The methods currently used for 3D semantic segmentation either identify objects corresponding to a single semantic concept searched for by the user (open vocabulary segmentation, or OV-Seg) or adapt to the content of the scene by discovering several semantic concepts (unsupervised semantic segmentation, or USS).
The broader problem of open vocabulary sub-concept discovery (OV-SD) is effectively addressed by bringing these two paradigms together, for the first time ever, in DiSCO-3D. The objective is to discover the different semantic sub-concepts in the 3D scene that are relevant to a natural language query (Figure 1).

DiSCO-3D’s architecture (Figure 2) is made up of two modules.
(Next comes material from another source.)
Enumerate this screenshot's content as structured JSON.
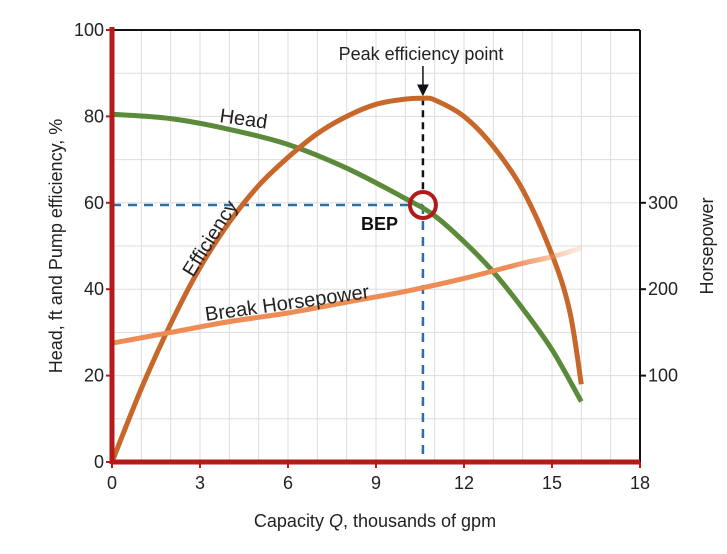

The first module completes the OV-Seg task to identify areas of the scene that do not correspond to the user’s query (the background). The second module “forces” one of the segments to superimpose on the background identified by the first module, creating the USS. This supervision ensures that the other segments discovered by the USS correspond to semantic subconcepts relevant to the query.

The method proved effective on a variety of user queries on different scenes (Figure 3).

Finally, because the queries are expressed in natural language, DiSCO-3D is easy to integrate as an agentic AI tool. This would make 3D scene analysis using large language models (LLMs) possible.
*NeRF: Neural Radiance Fields are a state-of-the-art technology that uses a neural network to reconstruct 3D scenes from 2D images.
**LeRF: Language Embedded Radiance Fields extend the capabilities of NeRFs by associating semantic information with each point in a scene.